TimelyDataflow / timely-dataflow

A modular implementation of timely dataflow in Rust
MIT License
3.3k stars 272 forks source link

Single element stream #549

Closed LennardEc closed 8 months ago

LennardEc commented 8 months ago

Hey, I encountered a situation in which a stream is guaranteed to have only one element per timepoint, hence I was wondering if there would be a performance benefit to having a dedicated stream that is fixed to one element on the framework level. Best regards

frankmcsherry commented 8 months ago

Hello! I'm sure that could result in improved performance, but it probably would clash with this framework (which is aimed at supporting parallel workers who are uncertain about the amount of remaining work associated with each timestamp).

There are moments in differential dataflow where we use a similar property, that each worker receives at most one batch for an interval of time, but e.g. 1. that is for each worker, and across all workers there are multiple records (as many as there are workers), 2. there is at most one batch for each worker, not exactly one; I'm not sure if this applies for you as well. In these cases, we just update the operator logic to move forward in response to both progress tracking information (e.g. that there will be zero records for some interval of time) and to receiving records.

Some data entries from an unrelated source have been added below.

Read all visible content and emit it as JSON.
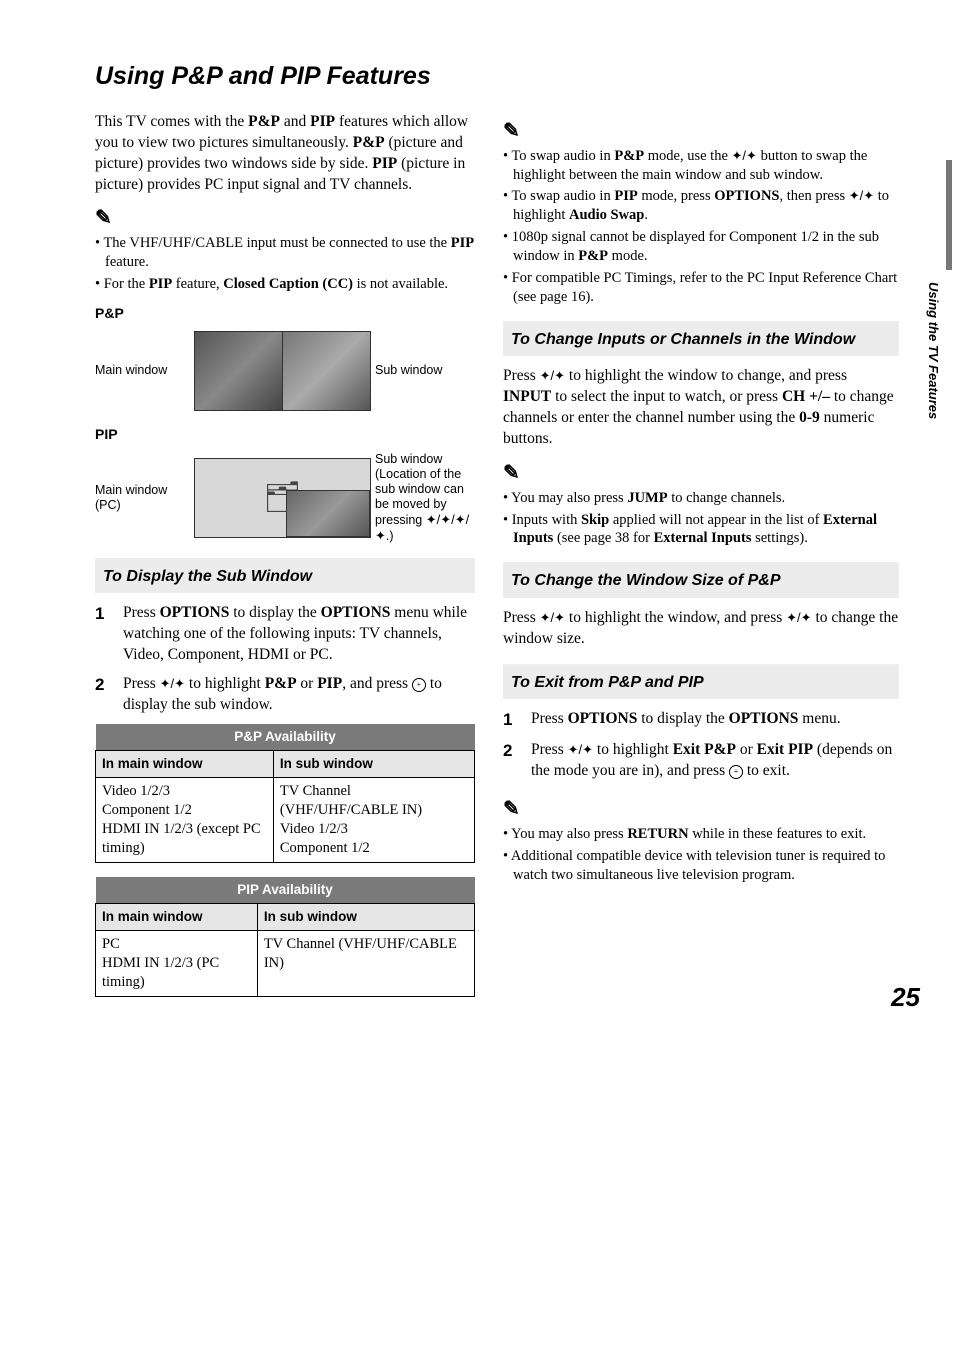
{
  "page": {
    "title": "Using P&P and PIP Features",
    "sideTab": "Using the TV Features",
    "pageNum": "25"
  },
  "left": {
    "intro": "This TV comes with the <b>P&P</b> and <b>PIP</b> features which allow you to view two pictures simultaneously. <b>P&P</b> (picture and picture) provides two windows side by side. <b>PIP</b> (picture in picture) provides PC input signal and TV channels.",
    "notes1": [
      "The VHF/UHF/CABLE input must be connected to use the <b>PIP</b> feature.",
      "For the <b>PIP</b> feature, <b>Closed Caption (CC)</b> is not available."
    ],
    "ppLabel": "P&P",
    "ppMain": "Main window",
    "ppSub": "Sub window",
    "pipLabel": "PIP",
    "pipMain": "Main window (PC)",
    "pipSub": "Sub window (Location of the sub window can be moved by pressing <span class='arrows'>✦/✦/✦/✦</span>.)",
    "sec1Title": "To Display the Sub Window",
    "step1": "Press <b>OPTIONS</b> to display the <b>OPTIONS</b> menu while watching one of the following inputs: TV channels, Video, Component, HDMI or PC.",
    "step2": "Press <span class='arrows'>✦/✦</span> to highlight <b>P&P</b> or <b>PIP</b>, and press <span class='enter-icon'>+</span> to display the sub window.",
    "tablePP": {
      "caption": "P&P Availability",
      "h1": "In main window",
      "h2": "In sub window",
      "c1": "Video 1/2/3\nComponent 1/2\nHDMI IN 1/2/3 (except PC timing)",
      "c2": "TV Channel (VHF/UHF/CABLE IN)\nVideo 1/2/3\nComponent 1/2"
    },
    "tablePIP": {
      "caption": "PIP Availability",
      "h1": "In main window",
      "h2": "In sub window",
      "c1": "PC\nHDMI IN 1/2/3 (PC timing)",
      "c2": "TV Channel (VHF/UHF/CABLE IN)"
    }
  },
  "right": {
    "notes2": [
      "To swap audio in <b>P&P</b> mode, use the <span class='arrows'>✦/✦</span> button to swap the highlight between the main window and sub window.",
      "To swap audio in <b>PIP</b> mode, press <b>OPTIONS</b>, then press <span class='arrows'>✦/✦</span> to highlight <b>Audio Swap</b>.",
      "1080p signal cannot be displayed for Component 1/2 in the sub window in <b>P&P</b> mode.",
      "For compatible PC Timings, refer to the PC Input Reference Chart (see page 16)."
    ],
    "sec2Title": "To Change Inputs or Channels in the Window",
    "sec2Body": "Press <span class='arrows'>✦/✦</span> to highlight the window to change, and press <b>INPUT</b> to select the input to watch, or press <b>CH +/–</b> to change channels or enter the channel number using the <b>0-9</b> numeric buttons.",
    "notes3": [
      "You may also press <b>JUMP</b> to change channels.",
      "Inputs with <b>Skip</b> applied will not appear in the list of <b>External Inputs</b> (see page 38 for <b>External Inputs</b> settings)."
    ],
    "sec3Title": "To Change the Window Size of P&P",
    "sec3Body": "Press <span class='arrows'>✦/✦</span> to highlight the window, and press <span class='arrows'>✦/✦</span> to change the window size.",
    "sec4Title": "To Exit from P&P and PIP",
    "step4_1": "Press <b>OPTIONS</b> to display the <b>OPTIONS</b> menu.",
    "step4_2": "Press <span class='arrows'>✦/✦</span> to highlight <b>Exit P&P</b> or <b>Exit PIP</b> (depends on the mode you are in), and press <span class='enter-icon'>+</span> to exit.",
    "notes4": [
      "You may also press <b>RETURN</b> while in these features to exit.",
      "Additional compatible device with television tuner is required to watch two simultaneous live television program."
    ]
  }
}
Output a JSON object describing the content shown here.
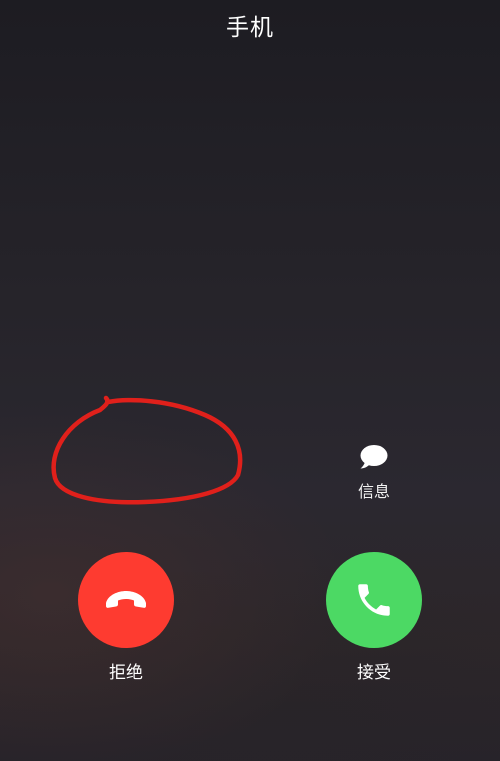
{
  "call": {
    "caller_name": "手机"
  },
  "actions": {
    "message_label": "信息",
    "decline_label": "拒绝",
    "accept_label": "接受"
  },
  "colors": {
    "decline": "#fe3b30",
    "accept": "#4cd964",
    "annotation": "#e0201b"
  },
  "icons": {
    "message": "speech-bubble-icon",
    "decline": "phone-hangup-icon",
    "accept": "phone-icon"
  }
}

There is some ongoing work on "containers" which might connect in that rather than a Vec<D> you could use an Option<D> to send data around. However, I suspect you wouldn't notice the cost, amidst the background costs of general purpose progress tracking meant to accommodate arbitrary counts for each time.

I hope this helps! If you can see that the variable number of records is at the heart of a performance problem let me know!